A China distorceu elementos da
competitividade e criou um jogo de ganha-perde com o resto do mundo. Mas não
será capaz de crescer no futuro com esse modelo. Sem proteção de propriedade
intelectual, por exemplo, não existe inovação, e isso vai ser um
problema.
EXAME - Quais
são os outros fatores que podem atrapalhar o crescimento de países
emergentes?
Michael Porter
- Em países como o Brasil, o papel do governo é, francamente, um desastre.
O governo é muito burocrático. Os impostos são complexos e pesados. O Brasil
tem muitos recursos, gente inovadora. Mas o peso do setor público atrasa o
crescimento do país.
O governo conquistou estabilidade
macroeconômica, mas em termos microeconômicos não avançou muita coisa. O
Brasil terá de se transformar nos próximos 20 anos. Ou então ficará para trás.
Não é um problema para os próximos dois ou três anos. Mas será um problema
daqui a dez ou 15 anos.
EXAME - Qual é o
melhor exemplo de país que tenha superado o excesso de burocracia?
Michael Porter
- É difícil achar uma referência comparável ao Brasil, pelas suas
dimensões. A Indonésia se livrou de problemas ao simplificar o governo. A
Colômbia também fez rápido progresso no ambiente de negócios quando o governo
passou a atrapalhar menos.
Michael Porter
- Negócios bem-sucedidos são a base de uma economia próspera. A indústria
cria empregos, paga impostos e faz a economia crescer. Governos não podem criar
riqueza. Negócios criam riqueza. E a maneira correta de garantir que isso
aconteça não é com monopólio ou distorções.
EXAME - Alguns
países, inclusive o Brasil, têm recorrido a barreiras protecionistas para
frear a concorrência estrangeira. O que o senhor acha dessa
estratégia?
Michael Porter
- É algo tentador, mas quase nunca funciona. Uma vez que você começa a
fazer isso é difícil parar. E, protegidos, os negócios locais não melhoram. Um
dos casos raros em que o protecionismo resultou em melhora é o da Coreia, onde
as companhias locais promovem um ambiente competitivo suficiente para gerar
produtividade. No Japão, há evidência de maior sucesso em áreas não protegidas.
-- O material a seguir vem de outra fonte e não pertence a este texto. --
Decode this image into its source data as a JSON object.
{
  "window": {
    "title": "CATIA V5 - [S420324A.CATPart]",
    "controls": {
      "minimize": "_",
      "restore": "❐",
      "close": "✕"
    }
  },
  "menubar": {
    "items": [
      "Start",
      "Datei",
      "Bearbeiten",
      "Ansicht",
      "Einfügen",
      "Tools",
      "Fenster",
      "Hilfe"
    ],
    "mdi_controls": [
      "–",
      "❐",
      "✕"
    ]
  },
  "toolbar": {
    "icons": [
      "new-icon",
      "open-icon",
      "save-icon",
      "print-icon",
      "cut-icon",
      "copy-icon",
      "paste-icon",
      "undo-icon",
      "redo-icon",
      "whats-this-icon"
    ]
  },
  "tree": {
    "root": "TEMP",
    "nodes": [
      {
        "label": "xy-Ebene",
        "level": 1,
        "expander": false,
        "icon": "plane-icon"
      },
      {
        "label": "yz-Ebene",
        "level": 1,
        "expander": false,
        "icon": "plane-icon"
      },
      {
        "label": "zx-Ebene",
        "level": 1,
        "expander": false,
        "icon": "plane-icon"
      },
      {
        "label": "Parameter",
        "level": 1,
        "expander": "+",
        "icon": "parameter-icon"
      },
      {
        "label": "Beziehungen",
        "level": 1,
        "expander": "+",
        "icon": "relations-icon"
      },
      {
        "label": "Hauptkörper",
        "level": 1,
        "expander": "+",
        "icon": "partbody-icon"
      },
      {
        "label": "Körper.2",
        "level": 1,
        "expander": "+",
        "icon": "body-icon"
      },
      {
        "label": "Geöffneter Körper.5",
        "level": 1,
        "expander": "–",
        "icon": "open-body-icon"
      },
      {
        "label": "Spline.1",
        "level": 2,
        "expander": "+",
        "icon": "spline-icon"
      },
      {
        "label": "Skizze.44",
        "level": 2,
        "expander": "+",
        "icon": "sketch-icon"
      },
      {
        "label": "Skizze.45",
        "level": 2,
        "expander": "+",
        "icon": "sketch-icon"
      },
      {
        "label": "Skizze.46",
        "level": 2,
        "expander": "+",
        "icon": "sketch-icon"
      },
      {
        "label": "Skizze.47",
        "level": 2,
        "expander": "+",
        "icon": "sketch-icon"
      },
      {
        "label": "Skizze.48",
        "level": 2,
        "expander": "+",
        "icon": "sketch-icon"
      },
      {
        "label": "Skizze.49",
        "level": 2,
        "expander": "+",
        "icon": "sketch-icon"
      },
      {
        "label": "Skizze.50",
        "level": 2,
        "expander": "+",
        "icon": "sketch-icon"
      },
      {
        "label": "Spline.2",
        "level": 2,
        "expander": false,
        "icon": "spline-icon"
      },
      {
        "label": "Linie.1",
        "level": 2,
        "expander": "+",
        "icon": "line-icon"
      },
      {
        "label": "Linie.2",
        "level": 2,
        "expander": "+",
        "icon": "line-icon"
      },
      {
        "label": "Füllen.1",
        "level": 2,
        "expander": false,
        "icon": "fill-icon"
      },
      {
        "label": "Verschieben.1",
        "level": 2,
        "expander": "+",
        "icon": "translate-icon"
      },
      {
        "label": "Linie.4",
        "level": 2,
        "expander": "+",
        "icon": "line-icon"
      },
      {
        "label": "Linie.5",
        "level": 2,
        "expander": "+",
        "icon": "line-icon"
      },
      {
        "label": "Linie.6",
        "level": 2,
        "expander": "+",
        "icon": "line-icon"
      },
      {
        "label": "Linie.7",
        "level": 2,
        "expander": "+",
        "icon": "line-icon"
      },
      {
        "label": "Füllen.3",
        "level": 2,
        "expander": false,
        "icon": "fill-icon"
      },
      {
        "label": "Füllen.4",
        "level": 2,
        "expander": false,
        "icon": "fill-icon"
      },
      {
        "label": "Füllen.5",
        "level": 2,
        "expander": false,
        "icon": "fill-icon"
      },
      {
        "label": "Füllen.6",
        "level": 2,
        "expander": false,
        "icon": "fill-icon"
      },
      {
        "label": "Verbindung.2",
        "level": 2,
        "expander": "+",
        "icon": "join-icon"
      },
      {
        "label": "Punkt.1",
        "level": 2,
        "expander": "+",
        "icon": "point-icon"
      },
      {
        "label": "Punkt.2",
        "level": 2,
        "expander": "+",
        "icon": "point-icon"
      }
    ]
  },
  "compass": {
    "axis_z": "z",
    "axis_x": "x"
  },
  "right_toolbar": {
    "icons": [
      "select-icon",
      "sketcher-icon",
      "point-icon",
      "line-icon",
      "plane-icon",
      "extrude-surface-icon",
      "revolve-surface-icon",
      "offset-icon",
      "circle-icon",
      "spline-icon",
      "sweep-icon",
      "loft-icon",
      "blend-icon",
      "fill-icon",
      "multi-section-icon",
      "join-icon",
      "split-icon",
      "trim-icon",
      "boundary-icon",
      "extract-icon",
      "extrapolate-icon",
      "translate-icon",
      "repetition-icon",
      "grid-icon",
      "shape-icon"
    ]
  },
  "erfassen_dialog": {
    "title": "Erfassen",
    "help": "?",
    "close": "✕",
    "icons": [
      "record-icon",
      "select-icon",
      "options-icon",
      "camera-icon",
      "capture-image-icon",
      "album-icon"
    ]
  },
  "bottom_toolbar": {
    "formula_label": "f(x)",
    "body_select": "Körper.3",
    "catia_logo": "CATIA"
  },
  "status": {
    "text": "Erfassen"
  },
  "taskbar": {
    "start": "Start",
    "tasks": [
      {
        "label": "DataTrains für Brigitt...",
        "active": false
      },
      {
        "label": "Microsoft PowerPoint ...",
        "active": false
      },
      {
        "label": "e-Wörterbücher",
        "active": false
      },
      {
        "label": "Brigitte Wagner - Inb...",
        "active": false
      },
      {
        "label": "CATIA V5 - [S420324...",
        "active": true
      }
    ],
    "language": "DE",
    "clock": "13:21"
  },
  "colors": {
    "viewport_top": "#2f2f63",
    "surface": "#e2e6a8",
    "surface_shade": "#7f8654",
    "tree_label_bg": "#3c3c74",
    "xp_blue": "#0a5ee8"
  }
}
E o desempenho de setores protegidos foi um fiasco.
EXAME - A
competição global pode se tornar um jogo em que todos ganham?
Michael Porter
- A competitividade não é necessariamente um jogo de soma zero, em que um
país ganha se o outro perde. A convivência sem barreiras pode ser produtiva
para todos. Hoje, todo país precisa ter multinacionais — tanto empresas de fora
em seu território quanto empresas locais com presença internacional.
Se você entende que produtividade é
algo que define a competitividade, então você vai querer multinacionais de
classe mundial em seu território. Essa é uma razão pela qual o protecionismo é
uma ideia morta atualmente.
EXAME - Ainda
estamos distantes de uma recuperação da crise?
Michael Porter
- Vivemos a mais lenta recuperação de uma crise na história americana. Num
levantamento que fizemos na universidade, descobrimos que o declínio da
competitividade americana começou no fim dos anos 90. Ainda temos uma massa de
empreendedores fenomenal e centros tecnológicos de ponta.
É preciso, no entanto, recuperar
fundamentos como infraestrutura e educação básica. Há um grande caminho para
as empresas americanas no que se refere também ao ganho de produtividade. Uma
crise raramente decorre de forças impossíveis de conter. Quase sempre resulta
de um conjunto de decisões. É uma questão de fazer as escolhas certas.